TL;DR:

  • Coadjute — a compliance platform backed by Lloyds Banking Group, NatWest and Nationwide — has been accepted into the FCA’s AI Live Testing Sandbox to trial AI-driven anti-money-laundering compliance for UK conveyancing.
  • The move comes as the FCA prepares to take over from the Solicitors Regulation Authority as the single professional-services AML supervisor, moving from guidance-led to enforcement-driven oversight.
  • Coadjute’s entry sets an early reference point for how UK regulators expect firms to demonstrate AML “effectiveness in practice” under the new regime — AI-native workflows with audit-ready reporting rather than policy-document compliance.

Coadjute, a governance, risk and compliance platform backed by Lloyds Banking Group, NatWest and Nationwide, has been accepted into the Financial Conduct Authority’s AI Live Testing Sandbox. The firm will use the sandbox to trial AI-driven anti-money-laundering compliance for the UK property sector, at a moment when AML supervision is moving from the Solicitors Regulation Authority to the FCA.

Why the timing matters

In October 2025 the UK government confirmed that the FCA will become the single professional-services AML supervisor, replacing the SRA. Industry observers expect the transition to bring more frequent “skilled person” reviews, greater enforcement activity and rising compliance costs. The regulatory bar on Source of Funds and Source of Wealth due diligence is also expected to rise — regulators will want evidence-based client risk understanding, not just document collection. Coadjute’s sandbox entry puts it at the front of the queue for demonstrating what AI-native compliance looks like under the new regime.
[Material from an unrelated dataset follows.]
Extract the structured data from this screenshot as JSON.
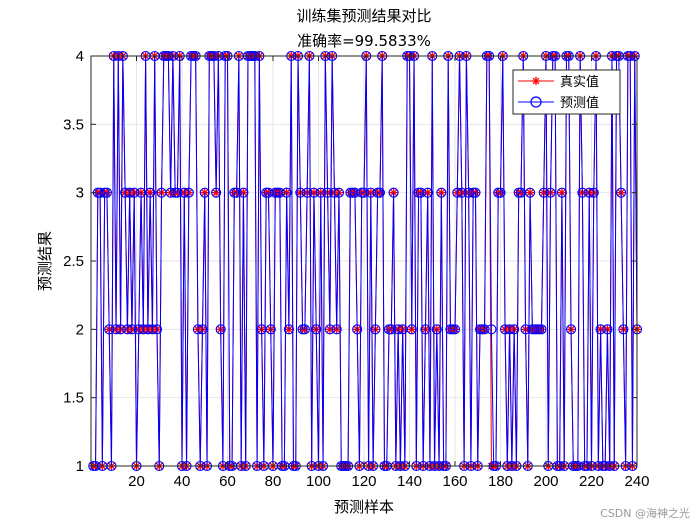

Coadjute’s platform combines automation, a property-market risk engine, and human compliance expertise to deliver identity verification, Source of Funds analysis, enhanced due diligence and audit-ready reporting. Its digital human assistant “Clara” guides buyers and sellers through AML workflows. CEO John Reynolds said conveyancers are entering “a new era of AML regulation — one that demands demonstrable effectiveness, not just good intentions”.

What the FCA sandbox actually does

The AI Live Testing Sandbox allows firms to test AI solutions in a controlled live-market environment with direct regulator engagement. FCA chief data, information and intelligence officer Jessica Rusu said the service is for firms “ready to use AI in live markets” and framed it as helping ensure “AI is developed and deployed safely and responsibly in UK financial markets”. The sandbox is a deliberate UK regulatory innovation — positioned as a lighter-touch, faster alternative to the EU’s AI Act compliance workstream.

The broader UK context

Coadjute’s accession fits a larger pattern. LSEG disclosed this week that 150 customers are connected to or integrating its MCP server; Microsoft and Moody’s announced a Copilot-grounding partnership the same day; and the Bank of England summoned City firms to discuss AI-cyber resilience. UK financial-services regulators and incumbents are moving together to bring AI into compliance workflows, not just customer-facing channels. The Solicitors Regulation Authority is expected to retain AML responsibilities through 2026, which introduces a transition-period risk of overlapping investigations — another reason conveyancing firms are being pushed to modernise early rather than late.

Looking forward

The next sandbox cohort announcements will reveal whether Coadjute’s acceptance is the start of a broader move toward AI-native compliance tooling in UK regulated sectors. UK conveyancing firms should be assessing AML partner readiness before year-end, particularly around audit-ready reporting and evidence-based client risk scoring. Expect the FCA to publish early findings from the sandbox programme before the Autumn Budget — those will set expectations the entire profession will be measured against.